A side effect of the target: default setting is that it REJECTs packets by default, instead of DROPing them. This basically informs the client that any connections were actively rejected instead of silently dropping the packets - the latter which might be preferable. It’s confusing why it’s called default instead of REJECT, and also not clear if it’s actually possible to change the default behavior. In any case, it’s possible to explicitly change it:

$ sudo firewall-cmd --set-target DROP --permanent
success
$ sudo firewall-cmd --reload
success

The --set-target option requires the --permanent flag, but it doesn’t apply the changes instantly, requiring them to be reloaded.

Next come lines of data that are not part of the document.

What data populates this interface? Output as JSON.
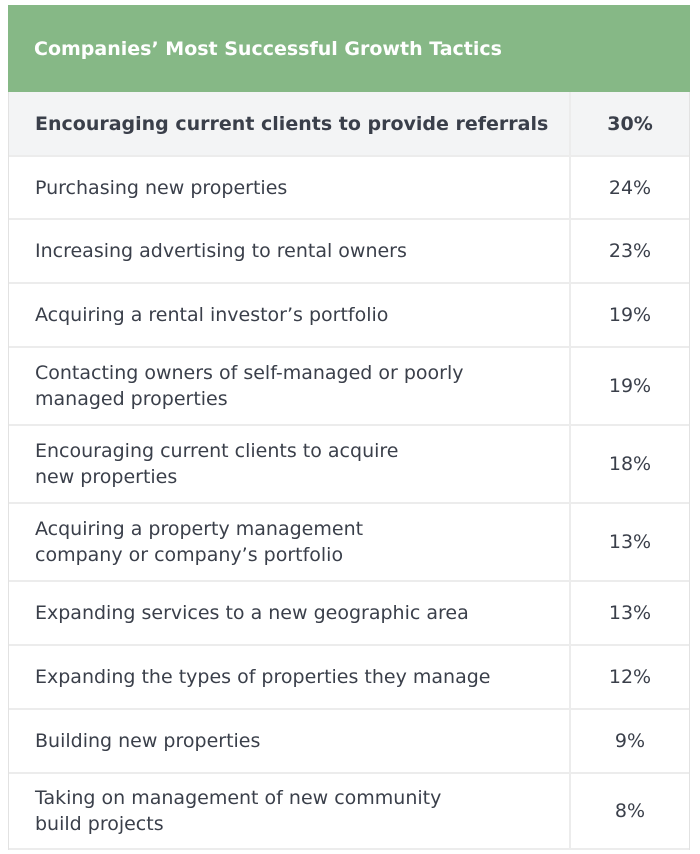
{
  "table": {
    "title": "Companies’ Most Successful Growth Tactics",
    "rows": [
      [
        "Encouraging current clients to provide referrals",
        "30%"
      ],
      [
        "Purchasing new properties",
        "24%"
      ],
      [
        "Increasing advertising to rental owners",
        "23%"
      ],
      [
        "Acquiring a rental investor’s portfolio",
        "19%"
      ],
      [
        "Contacting owners of self-managed or poorly\nmanaged properties",
        "19%"
      ],
      [
        "Encouraging current clients to acquire\nnew properties",
        "18%"
      ],
      [
        "Acquiring a property management\ncompany or company’s portfolio",
        "13%"
      ],
      [
        "Expanding services to a new geographic area",
        "13%"
      ],
      [
        "Expanding the types of properties they manage",
        "12%"
      ],
      [
        "Building new properties",
        "9%"
      ],
      [
        "Taking on management of new community\nbuild projects",
        "8%"
      ]
    ]
  }
}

An implication of dropping everything is that ICMP packets are blocked as well, preventing the machine from answering ping requests. The way this can be configured is a bit confusing, given that the logic is flipped. There’s a need to enable icmp-block-inversion and add (which in practice would be removing it) an ICMP block for echo-request:

$ sudo firewall-cmd --add-icmp-block-inversion
success
$ sudo firewall-cmd --add-icmp-block echo-request
success

The result will look like this, always remembering to persist the changes:

$ sudo firewall-cmd --list-all
public (active)
  target: DROP
  icmp-block-inversion: yes
  interfaces: eth0
  sources:
  services: mosh ssh
  ports:
  protocols:
  forward: no
  masquerade: no
  forward-ports:
  source-ports:
  icmp-blocks: echo-request
  rich rules:
$ sudo firewall-cmd --runtime-to-permanent
success

For someone who hadn’t used firewalld before, I can say it was OK to use it in this simple use case. There was no need to learn the syntax for nft commands nor the one for nftables rules and it worked quite well in the end. The process of unblocking ICMP ping requests is a bit cumbersome with the flipped logic, and could have been made simpler, but it’s still doable. All-in-all I’m happy with the solution and will look forward how to use it, for instance, in a non-interactive way with Ansible.